AK Parti döneminde neye ve kime eleştirel yaklaştıklarına ve kimin yanında hizalandıklarına bakarak, bu çevrelerin eleştiriden ve muhalefetten ne anladıklarına bir bakalım. “Özgürlük” ve “demokrasi” anlayışlarına bir göz atalım.
Sadece onların değil, bugün ülkenin seçilmiş cumhurbaşkanını “ayağından asma”dan bahsedenlerin, “mahzenlerde zehirlenmesi”nden dem vuranların ve onların bu sözlerini destekleyenlerin de ne dediğine bir bakalım...
27 Nisan 2007’de cuntacılar seçilmiş hükûmete muhtıra verdi. Hükûmeti iktidardan silah zoruyla düşürmek istedi. Bu çevreler, “eleştiri” adı altında darbe girişimine destek veren şu tip görüşleri medyada dile getirdiler:
“Gerektiğinde biz siviller de durumdan vazife çıkarabiliriz.”
“Asker devreye girdi, 27 Nisan sürecini başlatıp milyonlarca insanımızı rahatlattı.”
“Asker Çankaya’yı asla ve asla dincilere bırakmayacak.”

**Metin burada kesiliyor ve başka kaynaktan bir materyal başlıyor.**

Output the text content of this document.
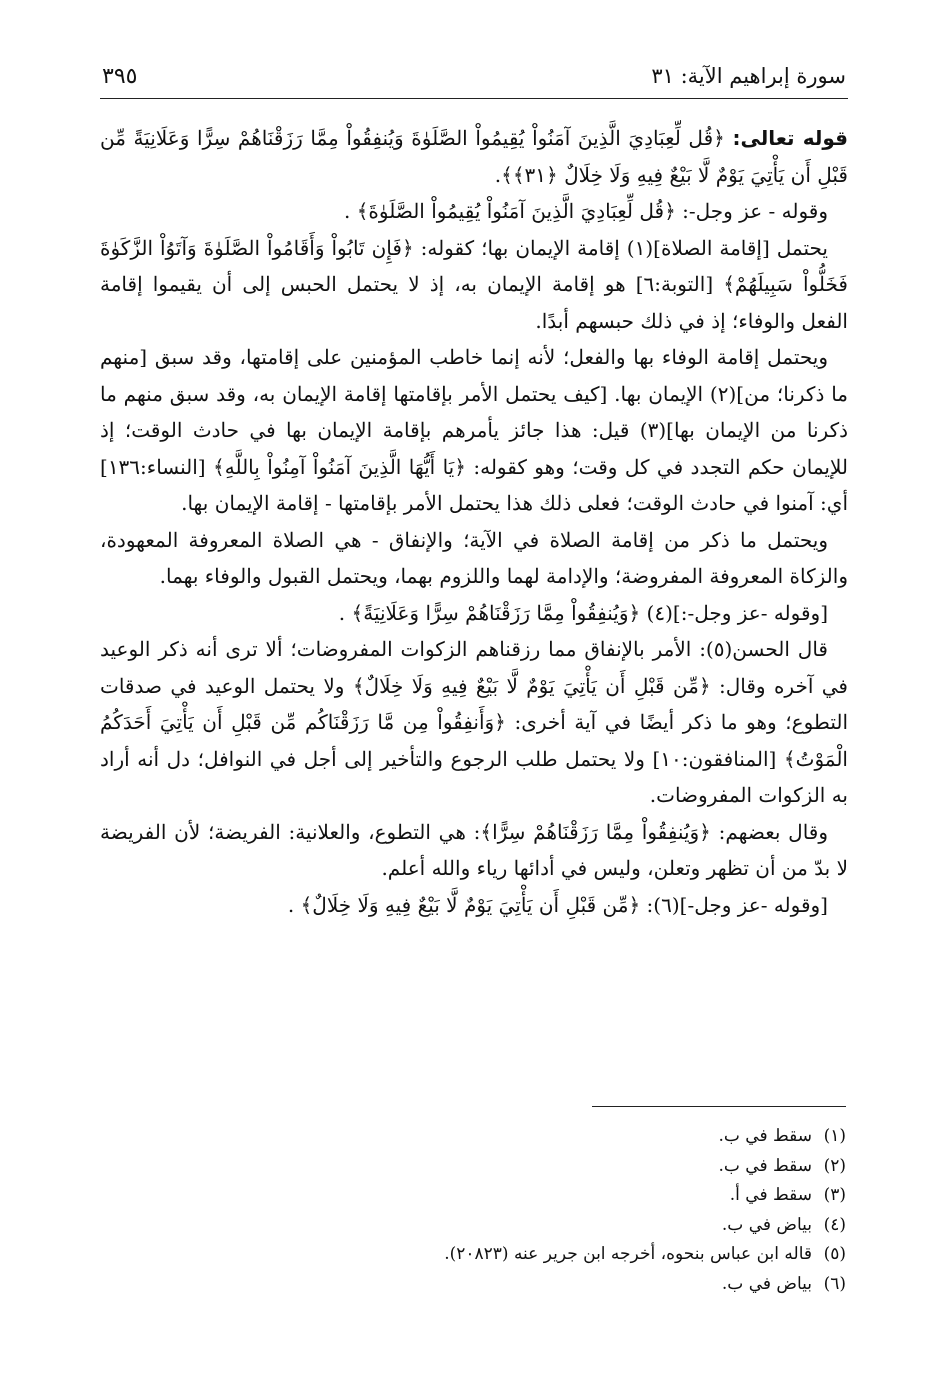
سورة إبراهيم الآية: ٣١
٣٩٥

قوله تعالى: ﴿قُل لِّعِبَادِيَ الَّذِينَ آمَنُواْ يُقِيمُواْ الصَّلَوٰةَ وَيُنفِقُواْ مِمَّا رَزَقْنَاهُمْ سِرًّا وَعَلَانِيَةً مِّن قَبْلِ أَن يَأْتِيَ يَوْمٌ لَّا بَيْعٌ فِيهِ وَلَا خِلَالٌ ﴿٣١﴾﴾.

 وقوله - عز وجل-: ﴿قُل لِّعِبَادِيَ الَّذِينَ آمَنُواْ يُقِيمُواْ الصَّلَوٰةَ﴾ .

 يحتمل [إقامة الصلاة](١) إقامة الإيمان بها؛ كقوله: ﴿فَإِن تَابُواْ وَأَقَامُواْ الصَّلَوٰةَ وَآتَوُاْ الزَّكَوٰةَ فَخَلُّواْ سَبِيلَهُمْ﴾ [التوبة:٦] هو إقامة الإيمان به، إذ لا يحتمل الحبس إلى أن يقيموا إقامة الفعل والوفاء؛ إذ في ذلك حبسهم أبدًا.

 ويحتمل إقامة الوفاء بها والفعل؛ لأنه إنما خاطب المؤمنين على إقامتها، وقد سبق [منهم ما ذكرنا؛ من](٢) الإيمان بها. [كيف يحتمل الأمر بإقامتها إقامة الإيمان به، وقد سبق منهم ما ذكرنا من الإيمان بها](٣) قيل: هذا جائز يأمرهم بإقامة الإيمان بها في حادث الوقت؛ إذ للإيمان حكم التجدد في كل وقت؛ وهو كقوله: ﴿يَا أَيُّهَا الَّذِينَ آمَنُواْ آمِنُواْ بِاللَّهِ﴾ [النساء:١٣٦] أي: آمنوا في حادث الوقت؛ فعلى ذلك هذا يحتمل الأمر بإقامتها - إقامة الإيمان بها.

 ويحتمل ما ذكر من إقامة الصلاة في الآية؛ والإنفاق - هي الصلاة المعروفة المعهودة، والزكاة المعروفة المفروضة؛ والإدامة لهما واللزوم بهما، ويحتمل القبول والوفاء بهما.

 [وقوله -عز وجل-:](٤) ﴿وَيُنفِقُواْ مِمَّا رَزَقْنَاهُمْ سِرًّا وَعَلَانِيَةً﴾ .

 قال الحسن(٥): الأمر بالإنفاق مما رزقناهم الزكوات المفروضات؛ ألا ترى أنه ذكر الوعيد في آخره وقال: ﴿مِّن قَبْلِ أَن يَأْتِيَ يَوْمٌ لَّا بَيْعٌ فِيهِ وَلَا خِلَالٌ﴾ ولا يحتمل الوعيد في صدقات التطوع؛ وهو ما ذكر أيضًا في آية أخرى: ﴿وَأَنفِقُواْ مِن مَّا رَزَقْنَاكُم مِّن قَبْلِ أَن يَأْتِيَ أَحَدَكُمُ الْمَوْتُ﴾ [المنافقون:١٠] ولا يحتمل طلب الرجوع والتأخير إلى أجل في النوافل؛ دل أنه أراد به الزكوات المفروضات.

 وقال بعضهم: ﴿وَيُنفِقُواْ مِمَّا رَزَقْنَاهُمْ سِرًّا﴾: هي التطوع، والعلانية: الفريضة؛ لأن الفريضة لا بدّ من أن تظهر وتعلن، وليس في أدائها رياء والله أعلم.

 [وقوله -عز وجل-](٦): ﴿مِّن قَبْلِ أَن يَأْتِيَ يَوْمٌ لَّا بَيْعٌ فِيهِ وَلَا خِلَالٌ﴾ .

(١)سقط في ب.
(٢)سقط في ب.
(٣)سقط في أ.
(٤)بياض في ب.
(٥)قاله ابن عباس بنحوه، أخرجه ابن جرير عنه (٢٠٨٢٣).
(٦)بياض في ب.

“Yalnız bundan sonraki mesaj, internetten gelmez. Kapıya iki subay gelir. Üst rütbeli de olmayabilir.”
Devam edelim...
Gezi Parkı şiddet eylemleri devreye sokuldu. Bu çevreler, en hafif olanı ile “Gezi eylemleri amacına ulaştı. Tayyip ve partisi feci bir biçimde korkutuldu” gibi sözler ettiler.
17-25 Aralık 2013’te FETÖ’cüler seçilmiş hükûmete organize bir şekilde yargı ve emniyet üzerinden darbe girişiminde bulundu. Sadece hükûmeti iktidardan düşürmenin ötesinde, devleti tüm kurum ve kurallarıyla çökertemeye çalıştı.
Bunlar, “Bizim yapamadığımızı Fetullah’la ekibi başardı” diye sevinç çığlıkları attılar. “Şimdi Cemaat'i savunma zamanı” diye, iktidar karşıtı çevrelere çağrı yaptılar.
FETÖ, 15 Temmuz’da bir darbe ve işgal girişiminde bulundu. 251 insanımızı şehit etti. 2 binin üzerinde insanımızın yaralanmasına sebep oldu. Ülkenin kurumları devletin uçakları ile bombalandı. Tankları ile ülke işgal edilmeye çalışıldı.
Bunlar, darbenin ilk saatlerinden itibaren darbe girişimini; “film”, “AKP tiyatrosu” ve “oyun” olarak değerlendirdiler. “Sokağa çıkmayın” diye sosyal medyadan çağrı yaptılar. FETÖ’cü darbecileri derdest eden millî ordunun mensuplarını, “İŞİD kafalılar” olarak tanımladılar.
Darbeyi bastıran millete hakaret ettiler. Ama aynı hakaretin binde birini bile darbeci FETÖ’cülere yapmadılar.
Şimdi de yine aynı isimler ve çevreler...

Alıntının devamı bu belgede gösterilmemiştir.